| Soweto is a former township from the times of Apartheid. Starting
about 15 km away from the centre of Johannesburg, it comprises some
63 sq. km, where an estimated thee million people live.
Originally there were only temporary living quarters for the
mine workers, before Soweto was declared a ghetto for the black
population of Johannesburg by the infamous "Urban Areas Act"
in 1923.
Soweto is a city of contrasts: luxurious mansions across the
road from tin shanties, green fields and streams around the corner
from piles of garbage, the biggest public hospital in the world
with the world's highest HIV infection rate, and a friendliness
and cheerfulness that disguises a high unemployment rate.
Although the government had a housing program to build hundreds
of thousands of plain two-room houses here, the illegal squatter
camps kept on growing and spreading. Still Soweto is by no means
only an accumulation of tin shacks. There are also better suburbs
and a large number of social institutions like schools and hospitals.

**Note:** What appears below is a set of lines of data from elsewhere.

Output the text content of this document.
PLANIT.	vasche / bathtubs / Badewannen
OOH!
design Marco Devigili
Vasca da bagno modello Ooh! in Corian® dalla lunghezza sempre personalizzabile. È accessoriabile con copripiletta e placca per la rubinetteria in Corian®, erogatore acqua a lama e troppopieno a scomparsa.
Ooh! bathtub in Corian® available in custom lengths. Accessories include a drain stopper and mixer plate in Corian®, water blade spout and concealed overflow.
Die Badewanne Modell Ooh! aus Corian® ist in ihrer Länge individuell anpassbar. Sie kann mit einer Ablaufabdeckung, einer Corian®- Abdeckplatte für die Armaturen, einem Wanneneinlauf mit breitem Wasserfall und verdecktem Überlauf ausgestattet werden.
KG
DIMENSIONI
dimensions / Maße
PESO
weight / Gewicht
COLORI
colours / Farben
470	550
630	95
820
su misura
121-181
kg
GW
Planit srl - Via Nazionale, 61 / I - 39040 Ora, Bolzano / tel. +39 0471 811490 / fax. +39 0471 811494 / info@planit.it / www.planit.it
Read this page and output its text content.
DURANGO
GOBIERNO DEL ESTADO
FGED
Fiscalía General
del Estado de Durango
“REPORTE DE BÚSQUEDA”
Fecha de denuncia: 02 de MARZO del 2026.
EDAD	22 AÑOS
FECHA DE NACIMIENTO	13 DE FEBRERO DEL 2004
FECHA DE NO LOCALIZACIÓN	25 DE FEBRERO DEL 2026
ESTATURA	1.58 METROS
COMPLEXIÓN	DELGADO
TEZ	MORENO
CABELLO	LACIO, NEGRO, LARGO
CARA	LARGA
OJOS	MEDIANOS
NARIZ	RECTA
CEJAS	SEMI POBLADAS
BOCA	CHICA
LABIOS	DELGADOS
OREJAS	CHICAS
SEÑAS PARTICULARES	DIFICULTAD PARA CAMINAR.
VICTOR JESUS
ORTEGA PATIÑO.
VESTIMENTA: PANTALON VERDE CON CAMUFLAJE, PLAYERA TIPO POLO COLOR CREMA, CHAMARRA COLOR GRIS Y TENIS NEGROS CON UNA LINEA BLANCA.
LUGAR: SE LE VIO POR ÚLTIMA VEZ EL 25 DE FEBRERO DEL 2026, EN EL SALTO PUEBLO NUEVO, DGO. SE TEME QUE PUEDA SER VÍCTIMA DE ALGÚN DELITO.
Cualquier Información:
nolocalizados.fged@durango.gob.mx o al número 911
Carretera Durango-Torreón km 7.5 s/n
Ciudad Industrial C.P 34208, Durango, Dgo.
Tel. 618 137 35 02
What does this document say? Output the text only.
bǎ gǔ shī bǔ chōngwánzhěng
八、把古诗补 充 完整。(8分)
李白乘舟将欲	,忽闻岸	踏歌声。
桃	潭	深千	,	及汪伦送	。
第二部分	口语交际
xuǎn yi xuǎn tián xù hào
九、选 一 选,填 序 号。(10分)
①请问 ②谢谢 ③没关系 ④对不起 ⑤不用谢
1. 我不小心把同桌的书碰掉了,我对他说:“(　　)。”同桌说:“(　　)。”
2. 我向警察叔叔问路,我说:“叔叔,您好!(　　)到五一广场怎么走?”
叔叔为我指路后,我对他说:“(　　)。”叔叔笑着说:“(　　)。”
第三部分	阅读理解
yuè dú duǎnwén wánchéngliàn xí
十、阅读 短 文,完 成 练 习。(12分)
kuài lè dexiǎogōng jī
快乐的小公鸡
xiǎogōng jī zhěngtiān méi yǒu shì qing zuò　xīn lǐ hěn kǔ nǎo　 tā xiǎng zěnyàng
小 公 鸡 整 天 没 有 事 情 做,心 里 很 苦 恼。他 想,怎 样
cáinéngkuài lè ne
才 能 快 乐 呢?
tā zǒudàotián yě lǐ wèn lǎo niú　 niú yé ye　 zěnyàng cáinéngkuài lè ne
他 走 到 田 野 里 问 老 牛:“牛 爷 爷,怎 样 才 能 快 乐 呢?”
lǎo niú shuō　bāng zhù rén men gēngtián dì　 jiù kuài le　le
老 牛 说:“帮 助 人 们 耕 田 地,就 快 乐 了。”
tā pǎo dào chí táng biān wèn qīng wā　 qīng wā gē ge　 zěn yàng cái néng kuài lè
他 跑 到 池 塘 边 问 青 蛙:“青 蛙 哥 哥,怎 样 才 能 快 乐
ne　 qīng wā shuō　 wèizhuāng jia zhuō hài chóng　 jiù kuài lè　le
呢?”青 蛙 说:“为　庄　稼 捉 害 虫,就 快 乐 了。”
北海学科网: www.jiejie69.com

There are three main kinds of transport in the township: minibus
taxis, buses and trains. Most people take taxis because they are
fast and cheap and stop anywhere, although regard them as dangerous.
Places to visit includes:
African Institute of Art & Funda Community Centre:
It was formed in 1984 as a response to a need for an alternative
art education programme that could enable ordinary people to access
education in the visual arts.
Avalon Cemetery:
In Avalon Cemetery in Soweto there are thousands of cots demarcating
graves. The custom comes from Mpumalanga where traditionally,
rocky soil meant that graves could not be dug very deep, and rocks
were placed over them to prevent animals from digging up the bodies.
To reinforce this effort, metal rectangular cots were positioned
over the graves.
EKhaya Soweto Neighbourhood Museum:
Local arts and crafts on display, many made from recycled materials;
the exhibits change as the centre undergoes continuous renewal.
Hector Petersen Square:
Named after one the first students to be killed in 1976 rebellion,
a moment movingly captured by the camera. There is a monument
to Petersen and his fellow friends in the square.
Nelson Mandela's House:
The modest bungalow where Mandela and his wife Winnie lived in
the 1950s and early 1960s, before he went to prison and she into
exile in the Free State. In 1990 with the return of Mandela he
find it to small and Winnie later transformed it into a museum.
It's in Vilakazi Street, where Nobel Laureate Desmond Tutu also
had a home.
Regina Mundi Church:
Soweto's largest Roman Catholic place of worship; more notable
perhaps for its place in history (it served as a gathering place
during the years of struggle) than its architecture. It also houses
an art gallery.
Freedom Square
It is the place where the Freedom Charter was adopted as the guiding
document of a broad alliance of various political and cultural
formations to map a way forward in the repressive climate of the
1950s.
The charter was the guiding document of the African National
Congress and envisaged an alternative non-racial dispensation
in which "all shall be equal before the law."